Das Schreiben sei "ein tiefer, emotionaler Vorgang". Bei der Korrekturphase entstehe Distanz. "Ich gehe das Manuskript immer wieder durch", so Kinkel weiter. "Ein Lektor bringt als Außenstehender eine neue Perspektive. Er ist in der Position des Lesers. Ein kritisches Lektorat ist wichtig für Autoren. Rund 70 Prozent der Lektoratsanregungen nehme ich auf, weil ich den Eindruck habe, dass dies das Buch verbessert."

Angesprochen auf ihre Lieblingsautoren nannte Tanja Kinkel Schriftsteller wie Lion Feuchtwanger, Christa Wolf und Luise Rinser. Auch für gut recherchierte historische Krimis habe sie eine große Schwäche.

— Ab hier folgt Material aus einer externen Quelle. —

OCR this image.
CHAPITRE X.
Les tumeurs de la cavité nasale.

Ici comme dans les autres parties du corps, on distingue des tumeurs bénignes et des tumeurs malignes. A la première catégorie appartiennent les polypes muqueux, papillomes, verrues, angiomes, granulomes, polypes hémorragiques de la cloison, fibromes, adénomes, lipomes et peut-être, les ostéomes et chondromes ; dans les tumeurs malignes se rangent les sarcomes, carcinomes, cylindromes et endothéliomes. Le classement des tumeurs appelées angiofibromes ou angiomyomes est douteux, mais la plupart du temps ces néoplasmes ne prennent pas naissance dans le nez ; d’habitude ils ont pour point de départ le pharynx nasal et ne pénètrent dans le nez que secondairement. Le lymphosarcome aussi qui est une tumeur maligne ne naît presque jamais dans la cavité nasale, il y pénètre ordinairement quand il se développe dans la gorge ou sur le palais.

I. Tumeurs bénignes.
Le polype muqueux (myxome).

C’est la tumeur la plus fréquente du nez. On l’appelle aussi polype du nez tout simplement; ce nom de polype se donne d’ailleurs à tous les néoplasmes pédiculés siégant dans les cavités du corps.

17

Die Recherche für ein Buch dauere bei ihr länger als das Schreiben. "Ich habe viele lose Zettel, habe keine geordneten Karteikästen und nutze gerne Excel-Dateien." Es sei nützlich, die neuen Medien mit den alten zu verbinden. "Das Internet ist hilfreich, darauf will ich mich aber nicht ausschließlich verlassen", unterstrich die Autorin. "Heute kann man über den Online-Katalog ein Buch bestellen und wenn ich Emails schreibe, erspare ich mir horrende Telefonkosten."

"Ich gebe gerne Tipps"

Rund zwei Jahre brauche sie für einen Roman, so Tanja Kinkel weiter, "eineinhalb Jahre zum Recherchieren, der Rest ist Schreiben." Sie schreibe nicht parallel an zwei Büchern. "Bei den ,Puppenspielern’ bin ich an einer Stelle nicht weitergekommen", erzählte sie, "das habe ich als Fragment zurückgestellt". Erst nach zwei Jahren sei sie wieder zu diesem Buch zurückgekehrt.

Abschließend sagte Tanja Kinkel, sie freue sich auf jeden Besuch in ihrer Zeit in Abenberg. Vor allem wolle sie auch regionale Autoren kennenlernen: "Ich gebe gerne Tipps für das Schreiben, bin aber kein Lektor, der ganze Manuskripte liest."Auch das Bayerische Fernsehen wird bei Tanja Kinkel vorbeischauen.

Die Schlusslesung mit Tanja Kinkel findet statt am Mittwoch, 31. Mai, um 19 Uhr im Stillasaal.